The aim of the present study was to compare the performance of a nested polymerase chain reaction (nPCR) and a real-time PCR based on the amplification of the HlyA gene from Listeria monocytogenes using a plasmid DNA standard. Nested PCR was developed with an internal amplification control (IAC).
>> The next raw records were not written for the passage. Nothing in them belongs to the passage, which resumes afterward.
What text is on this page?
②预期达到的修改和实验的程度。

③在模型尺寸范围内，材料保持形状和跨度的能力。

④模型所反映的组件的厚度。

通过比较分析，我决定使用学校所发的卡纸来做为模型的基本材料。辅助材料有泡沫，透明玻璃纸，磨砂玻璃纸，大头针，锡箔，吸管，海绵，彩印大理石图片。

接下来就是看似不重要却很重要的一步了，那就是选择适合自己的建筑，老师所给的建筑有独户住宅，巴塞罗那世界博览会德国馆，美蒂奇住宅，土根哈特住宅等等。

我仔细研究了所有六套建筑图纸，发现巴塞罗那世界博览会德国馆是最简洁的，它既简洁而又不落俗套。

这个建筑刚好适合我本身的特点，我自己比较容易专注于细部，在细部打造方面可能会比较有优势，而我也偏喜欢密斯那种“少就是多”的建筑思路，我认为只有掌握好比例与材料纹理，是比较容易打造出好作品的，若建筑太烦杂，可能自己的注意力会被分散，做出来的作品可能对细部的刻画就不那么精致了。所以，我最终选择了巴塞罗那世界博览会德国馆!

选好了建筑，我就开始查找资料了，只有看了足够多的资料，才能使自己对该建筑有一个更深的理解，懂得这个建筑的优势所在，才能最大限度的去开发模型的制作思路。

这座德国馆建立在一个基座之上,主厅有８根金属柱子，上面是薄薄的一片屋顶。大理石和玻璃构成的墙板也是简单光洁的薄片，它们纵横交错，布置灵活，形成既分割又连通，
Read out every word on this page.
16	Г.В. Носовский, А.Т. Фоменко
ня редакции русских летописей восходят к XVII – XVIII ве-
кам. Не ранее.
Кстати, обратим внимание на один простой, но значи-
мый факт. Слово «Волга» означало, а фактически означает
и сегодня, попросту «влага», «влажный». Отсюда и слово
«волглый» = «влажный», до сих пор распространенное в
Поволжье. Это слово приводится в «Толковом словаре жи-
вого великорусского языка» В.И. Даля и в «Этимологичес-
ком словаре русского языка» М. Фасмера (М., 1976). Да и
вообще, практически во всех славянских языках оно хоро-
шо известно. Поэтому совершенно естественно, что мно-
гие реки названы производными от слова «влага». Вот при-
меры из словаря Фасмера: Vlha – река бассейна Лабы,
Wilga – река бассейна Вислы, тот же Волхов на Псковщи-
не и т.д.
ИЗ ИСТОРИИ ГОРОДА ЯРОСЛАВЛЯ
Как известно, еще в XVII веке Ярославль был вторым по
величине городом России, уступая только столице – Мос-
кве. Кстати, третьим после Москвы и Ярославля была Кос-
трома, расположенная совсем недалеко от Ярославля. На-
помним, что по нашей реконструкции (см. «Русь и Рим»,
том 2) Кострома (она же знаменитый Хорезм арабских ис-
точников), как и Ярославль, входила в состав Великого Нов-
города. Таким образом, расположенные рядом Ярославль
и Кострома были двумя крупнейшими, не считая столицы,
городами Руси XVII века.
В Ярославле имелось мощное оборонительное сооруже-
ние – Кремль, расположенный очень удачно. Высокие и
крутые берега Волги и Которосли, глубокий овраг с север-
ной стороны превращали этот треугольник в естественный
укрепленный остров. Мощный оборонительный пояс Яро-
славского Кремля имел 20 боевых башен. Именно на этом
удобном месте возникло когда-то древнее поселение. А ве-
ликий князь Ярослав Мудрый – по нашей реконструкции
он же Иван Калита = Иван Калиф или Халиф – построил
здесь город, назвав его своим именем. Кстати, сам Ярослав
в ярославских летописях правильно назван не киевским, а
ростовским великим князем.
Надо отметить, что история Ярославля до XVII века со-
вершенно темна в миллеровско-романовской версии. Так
Both techniques were validated in soft cheese samples by comparing their results with the results of the microbiological reference method ISO 11290–1:2017. Cheese samples artificially contaminated with 3.5 to 3,500 UFC/25 g were processed by ISO 11290–1:2017 and, at several times of culture, DNA samples were extracted. All cheeses contaminated with L. monocytogenes were positive for the microbiological method 96 h post contamination and for nPCR and real-time PCR 48 h post contamination. At this time, the HlyA gene was amplified in all contaminated samples. Both molecular techniques showed the same sensitivity, 30 copies/reaction or 3.5 UFC/25 g, when plasmid DNA standard or artificially contaminated cheese samples were used. Finally, eighty soft cheese samples obtained from local retail stores and tested by three methods were negative, indicating a 100% concordance in results. The development of an nPCR with IAC reinforces the reliability of the negative results without increasing the costs of the reaction. Besides, nPCR showed less sensitivity to the presence of inhibitory substances in the reaction. The use of one of these molecular techniques could be easily coupled to the microbiological method, serving as a screening method in the food industry for hygiene monitoring and early identification of contaminated foods.